Can anyone advise, the fine for jumping red signal in Abu Dhabi roads. I have violated the same mistakenly, what is the procedures. I have to pay 50k fine + car impounding + license suspention or any consideration from traffic department. This is the first time mistake from my side. Please advise


----------



## FAJ

I have the same problem, are there any updates from your side?


----------



## Stevesolar

Hi,
Do either of you have the Abu Dhabi police app on your phones?
Once you download this app and register your cars, driving license, IDs etc. - you can then instantly keep track of your car registration status and any fines that you have received.
This will then tell you if you have actually received a fine for crossing a red light - as well as what the fine level is and if it has attracted any black points on your license.
It is actually difficult to receive a red light fine “by mistake” - as the cameras only activate around 2 seconds after the light turns red - not instantly.
This means that even at normal speeds - you should have plenty of time to stop when you see that a light is changing from green - through orange to red.
Also note that many red light cameras are also speed cameras - so you can still be flashed when going through a green light - if you are travelling above the speed limit!
Cheers
Steve


----------



## Justin89

abhinivas said:


> Can anyone advise, the fine for jumping red signal in Abu Dhabi roads. I have violated the same mistakenly, what is the procedures. I have to pay 50k fine + car impounding + license suspention or any consideration from traffic department. This is the first time mistake from my side. Please advise


----------



## Justin89

If it is first time.. you have to pay 1000Aed + 3000 for car impound and 12 black point … they won’t suspend license.


----------



## LALALA

abhinivas said:


> Can anyone advise, the fine for jumping red signal in Abu Dhabi roads. I have violated the same mistakenly, what is the procedures. I have to pay 50k fine + car impounding + license suspention or any consideration from traffic department. This is the first time mistake from my side. Please advise


Hello. Any update from your side what happened? I jump thru a red signal last night. I didnt notice that there is a stoplight as it is green on the other side of the lane so I was confused and the next thing I notice is that the signal in my lane is red.


----------



## Joyeudela

LALALA said:


> Hello. Any update from your side what happened? I jump thru a red signal last night. I didnt notice that there is a stoplight as it is green on the other side of the lane so I was confused and the next thing I notice is that the signal in my lane is red.

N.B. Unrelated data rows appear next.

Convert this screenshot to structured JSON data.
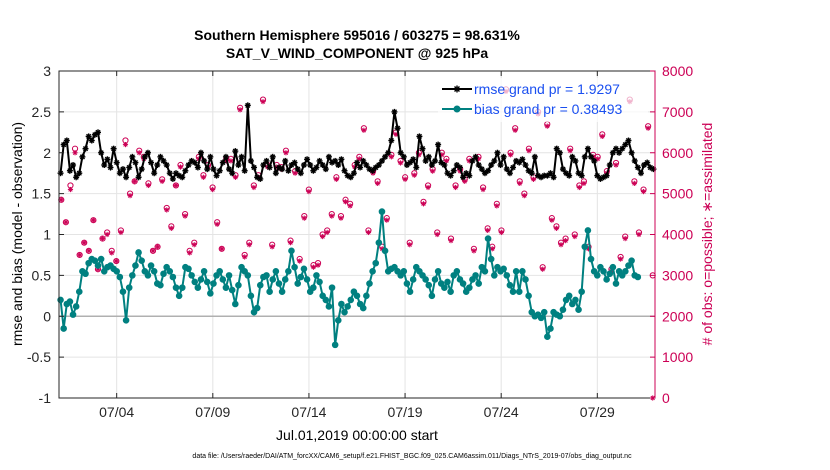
{
  "chart_data": {
    "type": "line",
    "title": "Southern Hemisphere 595016 / 603275 = 98.631%",
    "subtitle": "SAT_V_WIND_COMPONENT @ 925 hPa",
    "xlabel": "Jul.01,2019 00:00:00 start",
    "ylabel_left": "rmse and bias (model - observation)",
    "ylabel_right": "# of obs: o=possible; ∗=assimilated",
    "footnote": "data file: /Users/raeder/DAI/ATM_forcXX/CAM6_setup/f.e21.FHIST_BGC.f09_025.CAM6assim.011/Diags_NTrS_2019-07/obs_diag_output.nc",
    "xlim": [
      1,
      32
    ],
    "ylim_left": [
      -1,
      3
    ],
    "ylim_right": [
      0,
      8000
    ],
    "x_ticks": [
      4,
      9,
      14,
      19,
      24,
      29
    ],
    "x_tick_labels": [
      "07/04",
      "07/09",
      "07/14",
      "07/19",
      "07/24",
      "07/29"
    ],
    "y_ticks_left": [
      -1,
      -0.5,
      0,
      0.5,
      1,
      1.5,
      2,
      2.5,
      3
    ],
    "y_tick_labels_left": [
      "-1",
      "-0.5",
      "0",
      "0.5",
      "1",
      "1.5",
      "2",
      "2.5",
      "3"
    ],
    "y_ticks_right": [
      0,
      1000,
      2000,
      3000,
      4000,
      5000,
      6000,
      7000,
      8000
    ],
    "y_tick_labels_right": [
      "0",
      "1000",
      "2000",
      "3000",
      "4000",
      "5000",
      "6000",
      "7000",
      "8000"
    ],
    "grid": true,
    "legend_position": "top-right",
    "series": [
      {
        "name": "rmse grand pr = 1.9297",
        "color": "#000000",
        "marker": "asterisk",
        "values": [
          1.75,
          2.1,
          2.15,
          1.78,
          1.85,
          1.7,
          1.75,
          1.95,
          2.05,
          2.2,
          2.15,
          2.22,
          2.25,
          2.0,
          1.85,
          1.92,
          1.82,
          2.05,
          1.88,
          1.75,
          1.8,
          1.7,
          1.82,
          1.95,
          1.88,
          1.7,
          1.8,
          1.95,
          2.0,
          1.88,
          1.75,
          1.85,
          1.95,
          1.9,
          1.85,
          1.75,
          1.68,
          1.75,
          1.72,
          1.7,
          1.78,
          1.85,
          1.9,
          1.88,
          1.82,
          2.0,
          1.9,
          1.8,
          1.95,
          1.8,
          1.72,
          1.78,
          1.88,
          1.95,
          1.8,
          1.75,
          2.02,
          1.85,
          1.95,
          1.78,
          2.58,
          1.9,
          1.82,
          1.7,
          1.68,
          1.85,
          1.9,
          1.82,
          1.95,
          1.75,
          1.82,
          1.8,
          1.9,
          1.78,
          1.85,
          1.88,
          1.8,
          1.75,
          1.85,
          1.92,
          1.85,
          1.78,
          1.82,
          1.9,
          1.85,
          1.8,
          1.95,
          1.88,
          1.9,
          1.85,
          1.92,
          1.78,
          1.72,
          1.7,
          1.75,
          1.88,
          1.82,
          1.9,
          1.85,
          1.8,
          1.78,
          1.82,
          1.85,
          1.9,
          1.95,
          2.0,
          2.15,
          2.5,
          2.3,
          2.0,
          1.95,
          1.85,
          1.88,
          1.92,
          1.82,
          2.2,
          2.05,
          1.9,
          1.95,
          1.85,
          1.9,
          2.1,
          1.88,
          1.85,
          1.75,
          1.72,
          1.78,
          1.85,
          1.82,
          1.7,
          1.75,
          1.72,
          1.9,
          1.95,
          1.85,
          1.8,
          1.75,
          1.78,
          1.85,
          1.9,
          2.0,
          1.85,
          1.95,
          1.8,
          1.75,
          1.82,
          1.9,
          1.88,
          1.92,
          1.85,
          1.78,
          1.75,
          1.95,
          1.72,
          1.7,
          1.72,
          1.72,
          1.75,
          1.7,
          2.05,
          2.0,
          1.8,
          1.75,
          1.72,
          1.95,
          1.9,
          1.75,
          1.72,
          1.95,
          2.05,
          1.95,
          1.9,
          1.72,
          1.68,
          1.7,
          1.72,
          1.85,
          2.0,
          2.05,
          2.0,
          2.05,
          2.1,
          2.15,
          2.0,
          1.9,
          1.82,
          1.75,
          1.85,
          1.88,
          1.82,
          1.8
        ]
      },
      {
        "name": "bias grand pr = 0.38493",
        "color": "#008080",
        "marker": "dot",
        "values": [
          0.2,
          -0.15,
          0.15,
          0.18,
          0.02,
          0.12,
          0.3,
          0.55,
          0.52,
          0.65,
          0.7,
          0.68,
          0.62,
          0.7,
          0.55,
          0.6,
          0.62,
          0.58,
          0.55,
          0.48,
          0.3,
          -0.05,
          0.35,
          0.5,
          0.62,
          0.78,
          0.68,
          0.55,
          0.5,
          0.62,
          0.55,
          0.4,
          0.38,
          0.52,
          0.6,
          0.55,
          0.48,
          0.35,
          0.25,
          0.35,
          0.6,
          0.58,
          0.5,
          0.42,
          0.35,
          0.45,
          0.55,
          0.42,
          0.28,
          0.4,
          0.5,
          0.55,
          0.45,
          0.35,
          0.5,
          0.32,
          0.15,
          0.38,
          0.6,
          0.55,
          0.5,
          0.25,
          0.05,
          0.1,
          0.38,
          0.48,
          0.5,
          0.3,
          0.45,
          0.55,
          0.4,
          0.3,
          0.45,
          0.55,
          0.8,
          0.6,
          0.4,
          0.48,
          0.58,
          0.45,
          0.3,
          0.35,
          0.5,
          0.42,
          0.25,
          0.2,
          0.12,
          0.35,
          -0.35,
          -0.05,
          0.15,
          0.05,
          0.12,
          0.2,
          0.3,
          0.25,
          0.15,
          0.1,
          0.25,
          0.4,
          0.55,
          0.65,
          0.9,
          1.28,
          0.8,
          0.55,
          0.58,
          0.6,
          0.55,
          0.5,
          0.55,
          0.4,
          0.3,
          0.45,
          0.6,
          0.55,
          0.5,
          0.45,
          0.38,
          0.25,
          0.45,
          0.55,
          0.4,
          0.35,
          0.42,
          0.3,
          0.5,
          0.55,
          0.45,
          0.4,
          0.3,
          0.35,
          0.45,
          0.5,
          0.4,
          0.6,
          0.55,
          0.95,
          0.7,
          0.5,
          0.6,
          0.55,
          0.58,
          0.5,
          0.38,
          0.3,
          0.55,
          0.3,
          0.55,
          0.45,
          0.25,
          0.05,
          0.0,
          0.02,
          -0.02,
          0.05,
          -0.25,
          -0.15,
          0.05,
          0.02,
          0.0,
          0.08,
          0.2,
          0.25,
          0.15,
          0.2,
          0.08,
          0.3,
          0.85,
          1.05,
          0.7,
          0.55,
          0.5,
          0.6,
          0.55,
          0.45,
          0.52,
          0.6,
          0.4,
          0.55,
          0.5,
          0.55,
          0.62,
          0.68,
          0.5,
          0.48
        ]
      },
      {
        "name": "possible obs",
        "color": "#cc0055",
        "marker": "circle",
        "axis": "right",
        "values": [
          4850,
          4300,
          5200,
          6100,
          3500,
          3800,
          3600,
          4350,
          3150,
          3900,
          4050,
          3600,
          3350,
          4100,
          6300,
          5000,
          5300,
          6050,
          5900,
          5250,
          3600,
          3700,
          5350,
          4650,
          4200,
          5200,
          5700,
          4500,
          3600,
          3800,
          5900,
          5450,
          5700,
          5150,
          4300,
          3650,
          5850,
          5850,
          5450,
          7100,
          3500,
          3800,
          5200,
          5450,
          7300,
          5700,
          3750,
          5700,
          5650,
          6050,
          3850,
          5550,
          3400,
          4450,
          5100,
          3250,
          3300,
          4000,
          4100,
          4500,
          5400,
          4450,
          4850,
          4750,
          5700,
          5900,
          6600,
          4100,
          5550,
          5300,
          3700,
          4400,
          5950,
          6500,
          5800,
          5400,
          3800,
          5500,
          6000,
          4800,
          5200,
          5600,
          4050,
          6000,
          5850,
          3900,
          5200,
          5600,
          5350,
          5850,
          3650,
          5900,
          5150,
          4150,
          3700,
          4750,
          4100,
          7550,
          6000,
          6600,
          5300,
          5000,
          6100,
          5400,
          7000,
          3200,
          6700,
          4400,
          4200,
          3800,
          3900,
          6100,
          4000,
          5200,
          5300,
          3700,
          5950,
          5900,
          6450,
          5550,
          3150,
          5750,
          3450,
          3950,
          7300,
          5300,
          4050,
          5100,
          6650,
          3000
        ]
      },
      {
        "name": "assimilated obs",
        "color": "#cc0055",
        "marker": "asterisk",
        "axis": "right",
        "values": [
          4850,
          4300,
          5100,
          6000,
          3500,
          3800,
          3600,
          4350,
          3150,
          3900,
          4000,
          3550,
          3350,
          4050,
          6200,
          4950,
          5300,
          6000,
          5850,
          5200,
          3600,
          3700,
          5300,
          4600,
          4150,
          5200,
          5650,
          4450,
          3550,
          3750,
          5850,
          5400,
          5650,
          5100,
          4250,
          3650,
          5800,
          5800,
          5400,
          7050,
          3450,
          3750,
          5150,
          5400,
          7250,
          5650,
          3700,
          5650,
          5600,
          6000,
          3800,
          5500,
          3350,
          4400,
          5050,
          3200,
          3250,
          3950,
          4050,
          4450,
          5350,
          4400,
          4800,
          4700,
          5650,
          5850,
          6550,
          4050,
          5500,
          5250,
          3650,
          4350,
          5900,
          6450,
          5750,
          5350,
          3750,
          5450,
          5950,
          4750,
          5150,
          5550,
          4000,
          5950,
          5800,
          3850,
          5150,
          5550,
          5300,
          5800,
          3600,
          5850,
          5100,
          4100,
          3650,
          4700,
          4050,
          7500,
          5950,
          6550,
          5250,
          4950,
          6050,
          5350,
          6950,
          3150,
          6650,
          4350,
          4150,
          3750,
          3850,
          6050,
          3950,
          5150,
          5250,
          3650,
          5900,
          5850,
          6400,
          5500,
          3100,
          5700,
          3400,
          3900,
          7250,
          5250,
          4000,
          5050,
          6600,
          0
        ]
      }
    ]
  }
}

Hi. Following this thread. Hope you can share updates as the same happened to me just this morning as well. It was my first time to pass on that road today, seems like a roundabout but theres a signal so it was confusing.😔


----------



## Joyeudela

Justin89 said:


> If it is first time.. you have to pay 1000Aed + 3000 for car impound and 12 black point … they won’t suspend license.


is this applies to everyone when happened the first time? or still depends to the evaluation of traffic department? Your reply will be very much appreciated 🙏


----------